Lorsque je vois enfin sa tête passer la porte de ma chambre, je bondis sur mes pieds.

— Alors ?

— Je n'ai pas vu Icare.

Je retombe directement assise sur mon lit. Je n'avais absolument pas envisagé cette éventualité. On s'est vus tous les jours sans exception depuis la rentrée de septembre, comment se fait-il que Théo ne l'ait pas croisé aujourd'hui ? Peut-être qu'Icare a eu la même idée que moi et n'est pas venu au lycée pour éviter toute réponse ? Ou alors peut-être que c'était moi et uniquement moi qu'il cherchait à voir chaque jour, et que, ne me voyant pas aux côtés de Théo, il ne s'est pas déplacé pour le saluer ?
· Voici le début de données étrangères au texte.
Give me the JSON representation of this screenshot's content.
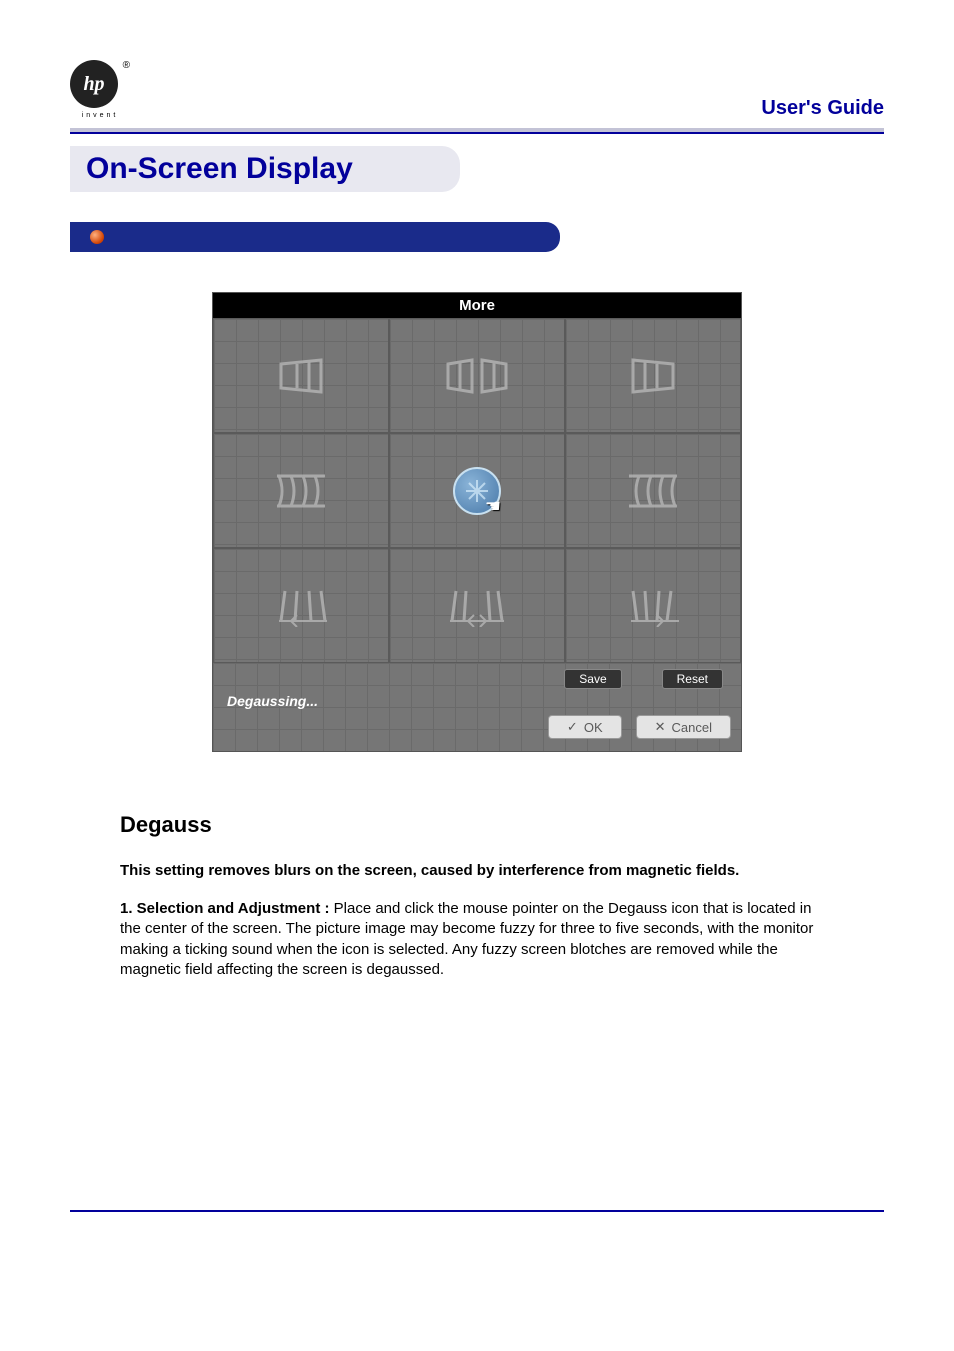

— Je plaisante, Aux ! Tu verrais ta tête !

Je pousse un profond soupir que j'avais inconsciemment retenu et lui donne une tape sur l'épaule.

— T'es con ! Tu m'as fait peur ! J'étais déjà en train de me poser mille questions !

— Je sais, je l'ai vu à ta tête ! Bon, alors, on s'est rencontrés devant le self. C'est lui qui est venu vers moi en me demandant où tu étais.

— Tu lui as répondu quoi ?

— Je lui ai dit que tu étais malade. Mais il m'a demandé ce que tu avais, du coup, j'ai été pris de court, j'ai bafouillé que c'était certainement une intoxication alimentaire.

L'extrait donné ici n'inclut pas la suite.